I went for a walk with a couple of good friends (and their dogs) last sunday. We started off in Ingleton village & walked up Ingleborough, down the other side to a pub (where a fine pint of Guinness was consumed) and then continued up Wernside & then walked down to a series of waterfalls and then back to Ingleton. Started off at 11ish in the morning and finished at 7ish early evening - never has food & beer tasted so good!! To be honest I was absolutely shattered but it was all worth it because of the scenery - which was absolutely fantastic - the weather was good too, warm but not too hot









All in all a grand day out









This photo is looking towards Ingleborough - if you look closely you can just make out the path we were following snaking up the hill. It gets pretty tough going near the top.


----------



## pauluspaolo

This is a view of Ingleborough from the other side after we've walked over the summit and come down the other side - basiccally looking back the way we came. By this time we were all looking forward to a pint at the pub (which was still about an hour away







)


----------



## pauluspaolo

This is what we were going up next


----------



## pauluspaolo

I'd found that going up the last part of Ingleborough was tough going but walking up Wernside was twice as bad. I don't think I'm particularly unfit but by this time my left knee was beginning to hurt and I was getting tired, it was about 2 or 3 in the afternoon by now and unbeknownst to me we still had about 4 or 5 hours of walking to go!

However the views more than made up for it - this is one of them. If you look closely you can just make out Ribblehead viaduct - more or less in the centre of the photo


----------



## pauluspaolo

Here's a better view of the viaduct - taken just before we started the long hard slog up Wernside.


----------



## MarkF

Great pics Paul, I never get tired of looking at Ribblehead Viaduct, it's a great big man made edifice that actually enhances the natural landscape.









The human cost in the construction was terrible.


----------



## ESL

Smashing photos Paul. I love hill and mountain walking too.
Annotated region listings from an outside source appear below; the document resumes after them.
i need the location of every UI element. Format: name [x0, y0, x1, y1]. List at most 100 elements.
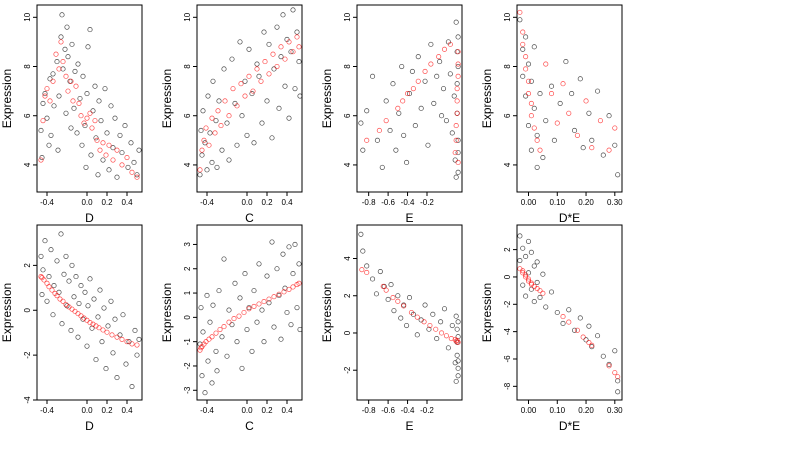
y-tick-label: 10: [23, 12, 32, 21]
data-point-observed: [290, 271, 296, 277]
data-point-fitted: [258, 78, 264, 84]
data-point-observed: [216, 288, 222, 294]
x-tick-label: -0.4: [200, 406, 214, 415]
data-point-observed: [531, 263, 537, 269]
data-point-fitted: [134, 342, 140, 348]
data-point-fitted: [234, 103, 240, 109]
data-point-observed: [108, 103, 114, 109]
data-point-fitted: [209, 334, 215, 340]
data-point-fitted: [197, 167, 203, 173]
data-point-observed: [286, 115, 292, 121]
data-point-fitted: [455, 159, 461, 166]
data-point-fitted: [92, 118, 98, 124]
data-point-observed: [523, 253, 529, 259]
data-point-fitted: [523, 54, 529, 60]
data-point-observed: [398, 315, 404, 321]
y-tick-label: 2: [343, 293, 352, 298]
x-axis-title: D*E: [559, 211, 580, 225]
data-point-observed: [531, 105, 537, 111]
data-point-observed: [63, 253, 69, 259]
data-point-fitted: [290, 284, 296, 290]
data-point-observed: [85, 44, 91, 50]
data-point-fitted: [390, 295, 396, 301]
data-point-fitted: [87, 110, 93, 116]
data-point-fitted: [517, 9, 523, 15]
data-point-observed: [256, 261, 262, 267]
data-point-observed: [370, 276, 376, 282]
data-point-observed: [453, 313, 459, 319]
data-point-fitted: [286, 286, 292, 292]
data-point-observed: [71, 294, 77, 300]
data-point-observed: [202, 390, 208, 396]
x-tick-label: 0.20: [578, 406, 594, 415]
x-tick-label: 0.00: [521, 406, 537, 415]
data-point-fitted: [454, 110, 460, 116]
data-point-observed: [455, 169, 461, 175]
data-point-observed: [93, 357, 99, 363]
data-point-fitted: [443, 333, 449, 339]
data-point-observed: [97, 287, 103, 293]
data-point-observed: [455, 365, 461, 371]
data-point-fitted: [583, 98, 589, 104]
data-point-observed: [571, 127, 578, 134]
data-point-observed: [120, 312, 126, 318]
data-point-observed: [112, 115, 118, 121]
y-tick-label: 6: [23, 113, 32, 118]
data-point-fitted: [427, 322, 433, 329]
data-point-observed: [434, 336, 440, 342]
data-point-observed: [409, 68, 415, 74]
data-point-observed: [38, 253, 44, 259]
y-tick-label: 1: [183, 290, 192, 295]
data-point-observed: [600, 152, 606, 158]
data-point-observed: [61, 271, 67, 277]
data-point-fitted: [433, 326, 439, 332]
data-point-observed: [221, 256, 227, 262]
data-point-fitted: [401, 303, 407, 309]
data-point-observed: [106, 167, 112, 173]
data-point-observed: [396, 110, 402, 116]
data-point-fitted: [574, 132, 580, 138]
data-point-observed: [98, 118, 104, 124]
y-tick-label: 0: [343, 330, 352, 335]
data-point-fitted: [580, 334, 586, 340]
data-point-observed: [406, 91, 413, 97]
data-point-observed: [455, 373, 461, 379]
data-point-observed: [209, 380, 215, 386]
data-point-observed: [75, 334, 81, 340]
data-point-fitted: [436, 54, 442, 60]
data-point-observed: [395, 293, 401, 299]
data-point-observed: [422, 302, 428, 308]
data-point-observed: [441, 306, 448, 312]
data-point-observed: [288, 322, 294, 328]
y-tick-label: 2: [183, 266, 192, 271]
panel-6: -0.4 0.0 0.2 0.4 -3 -2 -1 0 1 2 3 C Expression: [160, 224, 303, 433]
data-point-fitted: [597, 118, 603, 124]
data-point-observed: [210, 302, 216, 308]
data-point-observed: [197, 172, 203, 178]
y-tick-label: 6: [183, 113, 192, 118]
data-point-observed: [415, 54, 421, 60]
data-point-observed: [105, 323, 111, 329]
data-point-fitted: [119, 162, 125, 168]
data-point-fitted: [63, 302, 69, 308]
data-point-observed: [418, 105, 424, 111]
data-point-fitted: [364, 137, 370, 143]
data-point-fitted: [589, 145, 595, 151]
data-point-observed: [78, 283, 84, 289]
y-tick-label: 4: [503, 162, 512, 167]
data-point-observed: [364, 263, 370, 269]
data-point-fitted: [40, 118, 46, 124]
x-tick-label: 0.0: [81, 406, 93, 415]
data-point-observed: [406, 295, 413, 301]
x-axis-title: D*E: [559, 419, 580, 433]
data-point-fitted: [206, 142, 212, 148]
y-tick-label: -3: [183, 386, 192, 394]
data-point-fitted: [281, 289, 287, 295]
data-point-observed: [54, 59, 60, 65]
data-point-fitted: [44, 86, 50, 92]
data-point-observed: [259, 307, 265, 313]
data-point-fitted: [525, 78, 532, 84]
data-point-observed: [75, 61, 81, 67]
data-point-observed: [226, 307, 232, 313]
data-point-observed: [232, 280, 238, 286]
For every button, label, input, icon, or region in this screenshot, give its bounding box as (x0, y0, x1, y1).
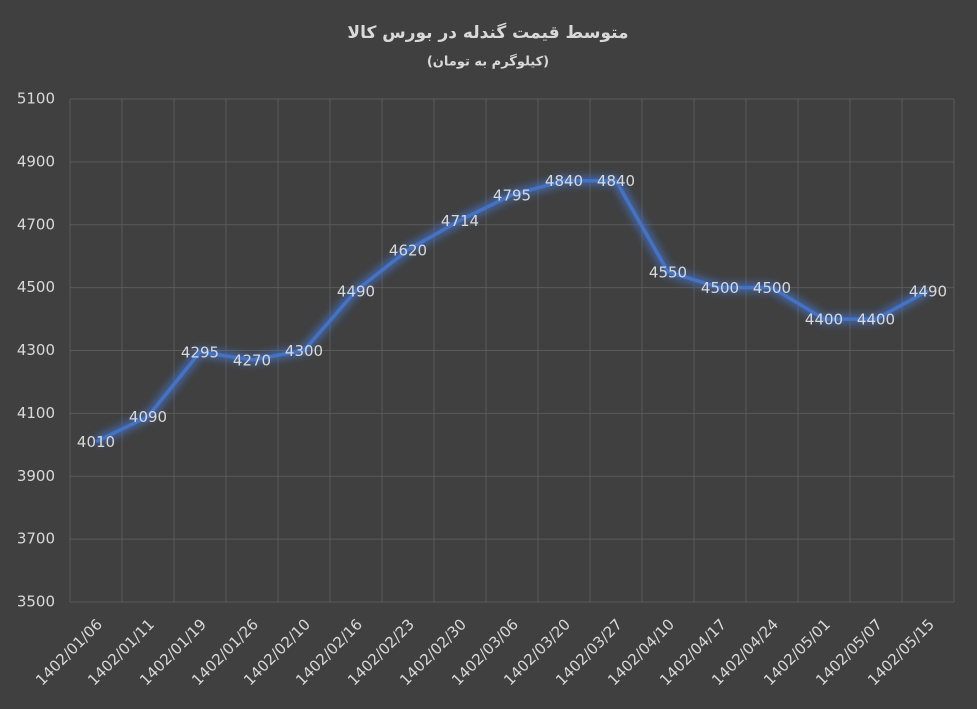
data-label: 4400 (805, 311, 843, 329)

Right now the sun is out, I am in, and it's a real drag.









Your pics really brightened my day.


----------



## Stan

Great pics Paulus, that viaduct is amazing.


----------



## adrian

Amazing great photos.


----------



## jasonm

Great photos Paul...When I was doing my O levels our Geography field trip was to this area, those waterfalls are spectacular....


----------



## Paul

Hi all,

They are definately impressive places (forum passim). I was up Ingleborough on Saturday, walked up from Clapham side via Gaping Gill. Exercised my new right to roam by walking down via the ridge route to the Station pub at Ribblehead.

Started off with shirt sleeves and by the time at the top of Ingleborough, in what must have been gale force winds, with full fleece, leggings and waterproofs. Awe inspiring with views as far as Morecombe Bay.

Paul D


----------



## Griff

Very nice

Lake District is my stomping ground and only an hour away


----------